Ils rencontrèrent le chef de la Salar Jahriyya, Su Quarante-Trois, à Baizhuangzi. Les Salars avaient caché leurs armes, et prétendirent suivre le Vieil Enseignement. Entendant cela, Xinzhu leur annonça qu’il comptait mettre un terme au Nouvel Enseignement ; les hommes de Su les attaquèrent aussitôt et poignardèrent Xinzhu et Yang Shiji.

Quand on apprit ce qui s’était passé à Lanzhou, grâce à des cavaliers mandchous qui avaient réussi à s’échapper, Ibrahim geignit de colère et de dépit.

— Maintenant, c’est vraiment une insurrection, dit-il. Sous la loi des Qing, tout ira très mal pour tout le monde.
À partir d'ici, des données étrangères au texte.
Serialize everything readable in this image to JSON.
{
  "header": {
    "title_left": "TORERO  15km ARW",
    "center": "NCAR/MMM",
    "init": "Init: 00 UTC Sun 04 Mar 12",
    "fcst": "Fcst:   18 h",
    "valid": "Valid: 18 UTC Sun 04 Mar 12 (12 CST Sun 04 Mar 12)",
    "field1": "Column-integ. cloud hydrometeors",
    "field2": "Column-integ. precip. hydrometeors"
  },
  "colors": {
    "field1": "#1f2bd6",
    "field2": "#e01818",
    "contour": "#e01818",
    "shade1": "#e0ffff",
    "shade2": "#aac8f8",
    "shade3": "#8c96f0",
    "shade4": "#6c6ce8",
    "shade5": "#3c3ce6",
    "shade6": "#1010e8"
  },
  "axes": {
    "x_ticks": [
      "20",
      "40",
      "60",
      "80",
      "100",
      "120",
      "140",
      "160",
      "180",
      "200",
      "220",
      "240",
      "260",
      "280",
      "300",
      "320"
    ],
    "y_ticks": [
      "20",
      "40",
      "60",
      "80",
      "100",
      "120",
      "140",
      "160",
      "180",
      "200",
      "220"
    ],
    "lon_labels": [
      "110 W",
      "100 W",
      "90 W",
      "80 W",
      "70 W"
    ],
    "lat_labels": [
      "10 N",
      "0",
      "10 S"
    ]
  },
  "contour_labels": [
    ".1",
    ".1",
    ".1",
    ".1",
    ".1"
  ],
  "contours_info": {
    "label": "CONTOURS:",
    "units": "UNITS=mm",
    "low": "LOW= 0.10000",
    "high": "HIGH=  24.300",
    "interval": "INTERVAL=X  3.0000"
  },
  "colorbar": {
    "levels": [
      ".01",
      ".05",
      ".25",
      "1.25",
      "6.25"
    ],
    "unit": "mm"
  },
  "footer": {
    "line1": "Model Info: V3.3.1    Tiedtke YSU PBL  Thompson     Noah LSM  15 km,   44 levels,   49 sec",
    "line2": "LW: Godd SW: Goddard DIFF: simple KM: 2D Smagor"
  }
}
Comment ont-ils pu être aussi stupides ?

(Sortes de bouées gonflables, à l’aide desquelles des générations de gens ont pu franchir le Fleuve Jaune, la Wei et la Tao.)

Peu après arrivèrent d’importantes forces, que Su Quarante-Trois et ses hommes attaquèrent. De nouvelles troupes furent alors envoyées. En représailles, Su Quarante-Trois attaqua Hezhou, à la tête d’une armée de deux mille hommes, puis traversa le fleuve sur des pifacis et établit son campement devant les portes de Lanzhou. Tout à coup, la guerre était là.